Another leaning that has legs is the diversity of creative, colorful and tasty treat and chew shapes that brands are providing. Consider Living World’s Wheel Delights, a perfectly round crunchy munchy; Vitakraft’s SunSations Loofapalooza chews, loofa gourds flavored with berries; Kaytee’s Apple Orchard Sticks and Big Branch Bites; and F.M. Brown’s Tropical Carnival line, which includes Crinkle Crisps with Carrots Gluten Free treats, designed with special dental ridges to promote oral health, and Baked Pretzels shaped just like the kind we like to enjoy with a cold beer and football game.
A wealth of flavors have also invaded this space, as evidenced by Living World’s vast array of newer tastes, including hamster, rabbit or guinea pig sticks available in honey, fruit or vegetable flavor, Small Animal Bites with Quinoa, and fieldberry-flavored rabbit drops.
And microwave popcorn isn’t just for homo sapiens any longer—now small animals can indulge in this fun food as well, thanks to SunSations’ Yumbo Pops and Mini-Pop Indian Corn Treat, either of which can be served popped or unpopped.
Thinking Outside the Shelf
Stock has observed retailers dedicating more shelf space to treats in recent years—a positive sign, but one that can make for tight real estate. All the more reason to give careful paws—pause, that is—to how you’re going to strategically position treats in your set.
Many experts, Stock included, insist that treats are best merchandised at eye level, where they are likely to catch the attention of more consumers.
“Whenever possible, they do great in the end cap space, as well as on clip strips within the aisle,” Stock said.
Juszczak, however, cautions that pigeonholing one area for treat merchandising can limit your sales.
“Retailers should avoid stocking category specific products like treats only in one section of their store,” he said.
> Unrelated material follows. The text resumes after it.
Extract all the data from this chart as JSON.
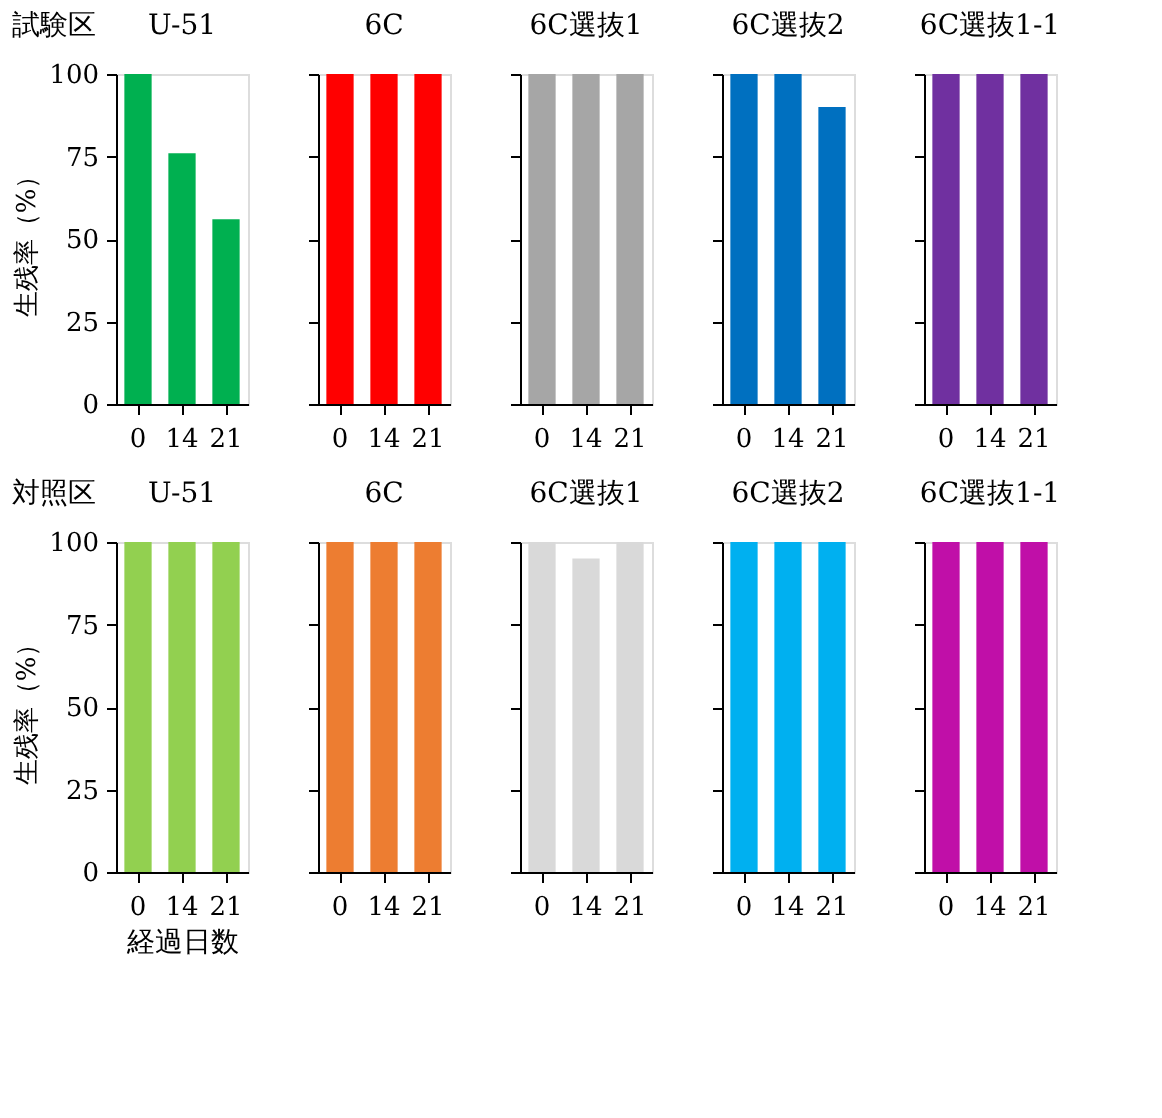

Last Place on Earth follows that advice.
“We try to spotlight new treat products near or on the counter to encourage add-on and impulse purchases,” said Rice, who also prominently displays treats in his store’s designated section for small animals.
It also helps that Rice’s store is hands-on and customer-centric.
“We often let customers pet and handle our for-sale animals,” Rice said. “We’ll let kids put treats inside a cage, and you see their eyes light up as the animal goes for the snack.”
To further send the message that treats are important, “we also bundle carefully chosen treats in our small animal starter setups.”
Lastly, remember that BOGO offers and limited-time deals can further boost treat biz. Consider running a promo where the customer gets a free package of treats with the purchase of a bag of bedding, hay, food or another staple.